The social explosions that occur at such rare moments of transparency have recently been witnessed all over the world, from Ferguson, New York and Chicago to The Hague, Paris, Kiev, Delhi, Hong Kong and so on. I believe that it is exactly this exposure of what is normally kept concealed by police organizations, which should be understood as the democratic function of police ethnography. 

Instead of assholes, police anthropologists ought to be seen as democrats who reveal what is generally concealed and as such re-establish citizens in their responsibility to know what is going on behind the walls of criminal justice (Fassin 2013).

 

References

Becker, H.S. (1967) Whose Side are We On? Social Problems 14(3): 239—247.

Denyer Willis, G. (2015) The Killing Consensus. Police, Organized Crime, and the Regulation of Life and Death in Urban Brazil. Oakland, California: University of California Press.

Fassin, D. (2013) Enforcing Order. An Ethnography of Urban Policing. Cambridge: Polity Press.

Fassin, D. (2015) The Public Afterlife of Ethnography. American Ethnologist 42(4): 592—609.

Mutsaers, P., Simpson, J., and Karpiak, K. (2015) The Anthropology of Police as Public Anthropology. American Anthropologist 117(4): 786—789.   

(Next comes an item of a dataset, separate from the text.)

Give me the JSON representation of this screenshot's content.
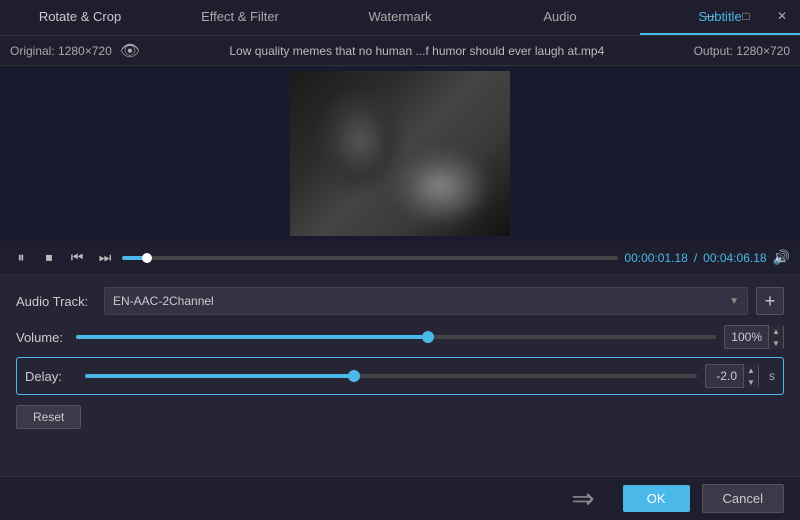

Mutsaers, P. (2014) An Ethnographic Study of the Policing of Internal Borders in the Netherlands: Synergies between Criminology and Anthropology. The British Journal of Criminology 54(5): 831—848.

Mutsaers, P. (2015) A Public Anthropology of Policing. Law Enforcement and Migrants in the Netherlands. Dissertation, Tilburg University.     

Punch, M. (2003) Rotten Orchards: “Pestilence”, Police Misconduct and System Failure. Policing & Society 13(2): 171—196.    

Scott, J.C. (1990) Domination and the Arts of Resistance: Hidden Transcripts. New Haven and London: Yale University Press.

Van Maanen, J. (1978) The Asshole. In: Manning, P. and Van Maanen, J. (eds.) Policing: A View from the Streets, pp. 221—238. McGraw-Hill Companies.